We can’t use this collective intelligence model to transform teenage brains, but can we apply it to our chronic disease burden to enhance clinical care and drive breakthroughs in delivery? I’m not suggesting robot doctors. Rather, the use of modern technology will drive higher-fidelity distributed learning if we facilitate collective intelligence like those autonomous vehicle systems. We can transform chronic disease treatment from the traditional episodic touch points to a continuous mix of synchronous and asynchronous communication, exploiting both virtual and face-to-face delivery and greater patient collaboration.

Distributed knowledge and sharing in real time allows disparate care providers to engage with cutting-edge insights and up-to-the-minute lessons, generating a whole much greater — and more responsive — than its parts. The care delivery model could be made to be self-driving.

Incentivizing a “sharing” care model for information and insights — to move and meld information between the small practice in Mississippi treating a hypertensive patient and a doctor at a state-of-the-art academic center in Arizona treating a similar case — requires an innovation model centered around the doctor and the patient, not around legacy equipment and proprietary systems.

As Google’s head of self-driving technology famously explained, they aren’t building a car, they are building a driver.

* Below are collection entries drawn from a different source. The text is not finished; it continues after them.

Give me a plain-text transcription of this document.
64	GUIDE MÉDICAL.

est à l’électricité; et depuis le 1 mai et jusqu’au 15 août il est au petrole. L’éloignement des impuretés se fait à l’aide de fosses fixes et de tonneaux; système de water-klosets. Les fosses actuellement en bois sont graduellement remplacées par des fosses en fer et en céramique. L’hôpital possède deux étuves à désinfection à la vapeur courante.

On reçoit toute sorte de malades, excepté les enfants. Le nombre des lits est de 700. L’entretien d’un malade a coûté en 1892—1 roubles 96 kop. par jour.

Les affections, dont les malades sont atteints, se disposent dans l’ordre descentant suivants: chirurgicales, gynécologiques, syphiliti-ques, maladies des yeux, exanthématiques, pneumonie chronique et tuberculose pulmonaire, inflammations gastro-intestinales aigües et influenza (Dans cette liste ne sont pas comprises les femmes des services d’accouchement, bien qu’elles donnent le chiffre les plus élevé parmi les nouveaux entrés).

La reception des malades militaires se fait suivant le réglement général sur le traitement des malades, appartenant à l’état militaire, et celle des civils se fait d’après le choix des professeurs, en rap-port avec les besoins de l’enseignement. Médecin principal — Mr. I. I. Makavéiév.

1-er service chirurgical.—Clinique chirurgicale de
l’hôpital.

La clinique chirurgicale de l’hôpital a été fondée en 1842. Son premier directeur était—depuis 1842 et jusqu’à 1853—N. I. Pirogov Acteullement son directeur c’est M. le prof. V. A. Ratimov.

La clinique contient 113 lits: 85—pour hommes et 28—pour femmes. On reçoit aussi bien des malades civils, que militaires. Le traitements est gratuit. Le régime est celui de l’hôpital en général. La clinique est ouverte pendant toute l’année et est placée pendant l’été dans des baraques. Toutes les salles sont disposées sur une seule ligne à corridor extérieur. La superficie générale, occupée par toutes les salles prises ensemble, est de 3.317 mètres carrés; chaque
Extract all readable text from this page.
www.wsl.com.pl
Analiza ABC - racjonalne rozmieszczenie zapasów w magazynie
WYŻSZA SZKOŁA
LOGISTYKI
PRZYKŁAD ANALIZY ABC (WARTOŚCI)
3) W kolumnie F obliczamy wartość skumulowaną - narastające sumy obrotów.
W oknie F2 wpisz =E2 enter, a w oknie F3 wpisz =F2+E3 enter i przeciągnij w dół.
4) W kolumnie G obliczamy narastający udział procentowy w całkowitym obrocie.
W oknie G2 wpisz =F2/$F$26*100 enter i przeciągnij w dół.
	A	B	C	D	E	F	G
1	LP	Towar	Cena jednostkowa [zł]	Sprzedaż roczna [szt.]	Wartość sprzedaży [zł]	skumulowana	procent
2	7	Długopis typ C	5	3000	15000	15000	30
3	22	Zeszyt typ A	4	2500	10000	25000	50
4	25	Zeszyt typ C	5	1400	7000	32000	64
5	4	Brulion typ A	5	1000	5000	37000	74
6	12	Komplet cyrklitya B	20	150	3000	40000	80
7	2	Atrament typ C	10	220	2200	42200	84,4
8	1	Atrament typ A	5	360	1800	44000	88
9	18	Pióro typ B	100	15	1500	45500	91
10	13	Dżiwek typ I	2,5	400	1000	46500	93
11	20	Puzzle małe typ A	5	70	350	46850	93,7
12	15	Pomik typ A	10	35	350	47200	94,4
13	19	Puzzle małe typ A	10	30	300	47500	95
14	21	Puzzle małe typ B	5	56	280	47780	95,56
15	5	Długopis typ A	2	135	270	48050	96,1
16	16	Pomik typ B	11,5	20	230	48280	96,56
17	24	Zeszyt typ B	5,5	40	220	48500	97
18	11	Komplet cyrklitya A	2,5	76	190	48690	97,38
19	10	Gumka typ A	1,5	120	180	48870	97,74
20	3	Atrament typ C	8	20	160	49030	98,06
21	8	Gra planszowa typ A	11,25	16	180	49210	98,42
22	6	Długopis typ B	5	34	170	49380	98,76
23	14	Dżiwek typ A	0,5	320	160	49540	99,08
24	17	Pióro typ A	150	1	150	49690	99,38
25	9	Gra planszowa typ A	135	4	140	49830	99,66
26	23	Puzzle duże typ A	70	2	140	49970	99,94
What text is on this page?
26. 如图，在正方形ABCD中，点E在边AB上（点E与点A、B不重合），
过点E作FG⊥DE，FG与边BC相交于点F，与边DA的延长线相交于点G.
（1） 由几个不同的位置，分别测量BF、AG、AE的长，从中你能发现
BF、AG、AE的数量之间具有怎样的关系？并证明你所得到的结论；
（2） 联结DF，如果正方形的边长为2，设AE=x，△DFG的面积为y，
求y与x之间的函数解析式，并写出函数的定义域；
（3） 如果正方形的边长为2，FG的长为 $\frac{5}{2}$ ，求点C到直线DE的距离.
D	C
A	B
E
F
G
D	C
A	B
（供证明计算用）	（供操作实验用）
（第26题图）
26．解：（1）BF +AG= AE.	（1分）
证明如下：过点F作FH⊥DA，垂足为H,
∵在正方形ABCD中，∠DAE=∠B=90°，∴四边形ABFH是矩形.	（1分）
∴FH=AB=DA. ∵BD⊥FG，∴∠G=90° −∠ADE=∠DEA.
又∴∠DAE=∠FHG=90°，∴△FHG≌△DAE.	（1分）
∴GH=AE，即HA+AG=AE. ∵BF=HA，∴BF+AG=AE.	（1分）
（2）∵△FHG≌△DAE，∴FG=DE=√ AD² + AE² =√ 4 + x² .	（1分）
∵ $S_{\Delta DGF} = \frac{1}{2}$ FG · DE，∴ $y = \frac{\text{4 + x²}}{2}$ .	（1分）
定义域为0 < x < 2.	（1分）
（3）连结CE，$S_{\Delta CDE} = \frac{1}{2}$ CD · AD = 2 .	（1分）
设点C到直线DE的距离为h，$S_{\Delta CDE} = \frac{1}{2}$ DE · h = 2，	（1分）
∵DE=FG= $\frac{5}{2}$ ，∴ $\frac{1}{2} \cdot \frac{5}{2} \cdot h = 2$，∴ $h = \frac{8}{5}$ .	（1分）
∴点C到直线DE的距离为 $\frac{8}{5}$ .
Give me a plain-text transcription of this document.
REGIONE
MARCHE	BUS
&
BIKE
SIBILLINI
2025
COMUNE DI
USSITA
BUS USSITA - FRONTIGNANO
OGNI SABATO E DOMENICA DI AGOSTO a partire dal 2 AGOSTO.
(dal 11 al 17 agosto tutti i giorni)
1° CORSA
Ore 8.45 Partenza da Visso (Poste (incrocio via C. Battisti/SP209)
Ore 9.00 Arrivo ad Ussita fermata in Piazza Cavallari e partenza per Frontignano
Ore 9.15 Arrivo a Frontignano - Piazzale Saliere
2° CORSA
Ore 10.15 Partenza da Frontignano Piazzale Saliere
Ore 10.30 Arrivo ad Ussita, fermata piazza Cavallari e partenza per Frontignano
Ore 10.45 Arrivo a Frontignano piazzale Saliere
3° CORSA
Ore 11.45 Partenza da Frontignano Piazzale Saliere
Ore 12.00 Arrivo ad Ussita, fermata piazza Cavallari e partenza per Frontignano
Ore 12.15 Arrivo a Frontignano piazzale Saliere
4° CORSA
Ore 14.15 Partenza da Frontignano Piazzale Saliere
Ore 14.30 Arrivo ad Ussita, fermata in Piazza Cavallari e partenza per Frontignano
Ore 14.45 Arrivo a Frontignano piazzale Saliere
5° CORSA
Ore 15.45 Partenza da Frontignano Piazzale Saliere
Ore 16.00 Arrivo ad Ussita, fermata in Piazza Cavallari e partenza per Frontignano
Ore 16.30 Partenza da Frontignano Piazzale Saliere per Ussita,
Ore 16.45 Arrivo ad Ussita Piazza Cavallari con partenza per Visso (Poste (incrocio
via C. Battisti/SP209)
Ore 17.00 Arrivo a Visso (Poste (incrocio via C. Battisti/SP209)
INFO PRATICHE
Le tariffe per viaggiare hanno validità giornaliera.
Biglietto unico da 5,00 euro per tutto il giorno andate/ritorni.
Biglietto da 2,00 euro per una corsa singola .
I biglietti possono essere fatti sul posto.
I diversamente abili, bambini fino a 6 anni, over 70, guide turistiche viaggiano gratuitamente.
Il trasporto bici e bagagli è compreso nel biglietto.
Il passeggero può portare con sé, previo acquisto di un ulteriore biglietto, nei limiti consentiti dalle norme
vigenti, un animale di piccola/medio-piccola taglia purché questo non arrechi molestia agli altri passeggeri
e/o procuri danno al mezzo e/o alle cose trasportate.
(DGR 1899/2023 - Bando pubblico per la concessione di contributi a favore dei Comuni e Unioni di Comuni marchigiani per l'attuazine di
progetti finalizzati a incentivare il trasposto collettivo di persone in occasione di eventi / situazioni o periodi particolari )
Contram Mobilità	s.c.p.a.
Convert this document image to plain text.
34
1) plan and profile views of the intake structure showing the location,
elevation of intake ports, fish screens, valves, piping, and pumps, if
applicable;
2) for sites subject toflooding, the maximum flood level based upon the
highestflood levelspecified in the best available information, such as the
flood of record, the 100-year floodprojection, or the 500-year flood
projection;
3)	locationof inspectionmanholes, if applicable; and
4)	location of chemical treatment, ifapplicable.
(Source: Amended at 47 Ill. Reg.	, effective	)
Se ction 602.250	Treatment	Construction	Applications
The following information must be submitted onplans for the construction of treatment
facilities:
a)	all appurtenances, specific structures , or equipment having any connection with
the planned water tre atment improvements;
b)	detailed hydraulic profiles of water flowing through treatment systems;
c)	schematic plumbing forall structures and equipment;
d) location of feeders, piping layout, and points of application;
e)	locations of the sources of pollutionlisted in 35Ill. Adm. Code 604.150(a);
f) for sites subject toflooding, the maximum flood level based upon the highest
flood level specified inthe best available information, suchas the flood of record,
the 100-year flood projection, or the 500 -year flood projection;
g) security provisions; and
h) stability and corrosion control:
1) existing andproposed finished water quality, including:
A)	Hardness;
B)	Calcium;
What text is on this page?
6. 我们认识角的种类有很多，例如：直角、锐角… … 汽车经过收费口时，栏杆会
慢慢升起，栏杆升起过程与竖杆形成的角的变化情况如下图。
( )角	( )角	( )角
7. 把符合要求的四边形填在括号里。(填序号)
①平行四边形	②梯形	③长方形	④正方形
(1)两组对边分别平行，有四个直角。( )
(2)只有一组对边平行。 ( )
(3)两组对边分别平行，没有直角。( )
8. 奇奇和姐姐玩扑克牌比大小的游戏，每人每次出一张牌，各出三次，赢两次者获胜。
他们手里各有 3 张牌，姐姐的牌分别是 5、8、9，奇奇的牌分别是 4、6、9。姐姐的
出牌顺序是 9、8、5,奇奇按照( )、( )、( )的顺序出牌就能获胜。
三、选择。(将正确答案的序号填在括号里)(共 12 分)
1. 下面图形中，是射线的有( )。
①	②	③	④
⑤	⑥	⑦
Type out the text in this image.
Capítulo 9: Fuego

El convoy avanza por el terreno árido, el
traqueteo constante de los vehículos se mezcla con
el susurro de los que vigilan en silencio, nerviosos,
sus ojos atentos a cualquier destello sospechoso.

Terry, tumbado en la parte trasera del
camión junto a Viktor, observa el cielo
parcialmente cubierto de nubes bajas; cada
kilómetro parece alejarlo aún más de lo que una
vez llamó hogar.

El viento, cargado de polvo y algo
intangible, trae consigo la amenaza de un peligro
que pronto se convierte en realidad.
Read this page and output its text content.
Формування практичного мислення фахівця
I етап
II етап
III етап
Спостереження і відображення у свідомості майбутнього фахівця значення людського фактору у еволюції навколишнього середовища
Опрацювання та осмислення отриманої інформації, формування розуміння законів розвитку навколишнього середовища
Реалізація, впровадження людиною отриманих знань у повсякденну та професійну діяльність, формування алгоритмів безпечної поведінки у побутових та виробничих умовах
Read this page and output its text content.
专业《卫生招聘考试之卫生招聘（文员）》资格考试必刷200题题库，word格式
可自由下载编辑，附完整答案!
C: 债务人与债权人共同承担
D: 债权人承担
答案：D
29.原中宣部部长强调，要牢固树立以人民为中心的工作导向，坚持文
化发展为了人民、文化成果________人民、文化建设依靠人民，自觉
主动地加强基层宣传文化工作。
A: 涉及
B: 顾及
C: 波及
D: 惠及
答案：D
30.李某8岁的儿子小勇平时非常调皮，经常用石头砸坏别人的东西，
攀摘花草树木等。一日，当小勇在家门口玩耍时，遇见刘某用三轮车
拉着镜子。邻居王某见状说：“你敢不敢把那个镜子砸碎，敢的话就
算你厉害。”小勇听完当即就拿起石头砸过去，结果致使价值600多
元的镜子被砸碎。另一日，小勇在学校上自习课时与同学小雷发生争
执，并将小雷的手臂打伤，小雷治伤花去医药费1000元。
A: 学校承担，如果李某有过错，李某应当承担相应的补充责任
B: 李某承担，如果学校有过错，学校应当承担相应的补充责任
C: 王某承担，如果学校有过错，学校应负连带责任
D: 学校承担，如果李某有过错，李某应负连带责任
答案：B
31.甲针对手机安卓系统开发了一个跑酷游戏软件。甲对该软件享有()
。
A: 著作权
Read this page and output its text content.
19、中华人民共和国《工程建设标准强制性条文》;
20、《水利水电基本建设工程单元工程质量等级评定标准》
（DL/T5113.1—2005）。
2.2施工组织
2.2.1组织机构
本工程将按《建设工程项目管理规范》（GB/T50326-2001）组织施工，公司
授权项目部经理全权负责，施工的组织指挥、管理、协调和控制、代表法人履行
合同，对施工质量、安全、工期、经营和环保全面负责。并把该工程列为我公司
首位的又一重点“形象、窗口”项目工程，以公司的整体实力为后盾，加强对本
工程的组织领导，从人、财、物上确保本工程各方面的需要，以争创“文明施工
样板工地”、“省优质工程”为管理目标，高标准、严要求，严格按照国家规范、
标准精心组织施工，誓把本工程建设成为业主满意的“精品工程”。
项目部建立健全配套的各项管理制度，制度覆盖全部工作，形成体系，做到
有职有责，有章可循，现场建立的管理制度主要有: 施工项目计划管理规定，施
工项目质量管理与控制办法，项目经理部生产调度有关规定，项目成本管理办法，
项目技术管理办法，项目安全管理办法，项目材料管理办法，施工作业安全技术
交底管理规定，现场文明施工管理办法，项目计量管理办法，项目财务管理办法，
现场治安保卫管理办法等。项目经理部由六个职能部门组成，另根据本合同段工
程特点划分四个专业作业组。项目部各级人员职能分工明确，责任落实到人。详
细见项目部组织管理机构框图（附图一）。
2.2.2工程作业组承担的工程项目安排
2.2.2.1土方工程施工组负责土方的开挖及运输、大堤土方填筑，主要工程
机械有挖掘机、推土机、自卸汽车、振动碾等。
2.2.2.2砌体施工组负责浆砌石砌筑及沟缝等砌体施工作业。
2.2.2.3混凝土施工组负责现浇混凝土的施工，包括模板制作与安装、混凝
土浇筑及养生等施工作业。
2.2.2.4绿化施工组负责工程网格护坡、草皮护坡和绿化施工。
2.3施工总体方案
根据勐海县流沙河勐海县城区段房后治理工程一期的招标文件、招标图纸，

To be clear, I’m mulling disruption in the care delivery model and the way we share insight, not the practice of medicine in the U.S. as a whole. The brilliance of innovation at the forefront of U.S. healthcare is incredible. We’ve progressed the procedural side of medicine in ways that make self-driving cars seem like child’s play. From minimally invasive heart valve replacements to transplants of nearly every type of organ to cures for cancers and diseases that killed people less than 20 years ago, there is no doubt that the U.S. is the epicenter in health innovation.

Yet for diseases that aren’t of a “broken/fixed” nature — costly chronic diseases like diabetes, heart failure, hypertension — we have not seen equivalent advancements.

The technology that fuels autonomous vehicle development may serve us well by facilitating a new model and a new approach. By promoting the power of a collective view to incentivize new business models, leveraging a shared learning network of scalable tools and solutions centered on the doctor-patient relationship, there is a chance to have the innovations in healthcare delivery lap those I saw that morning at the crosswalk.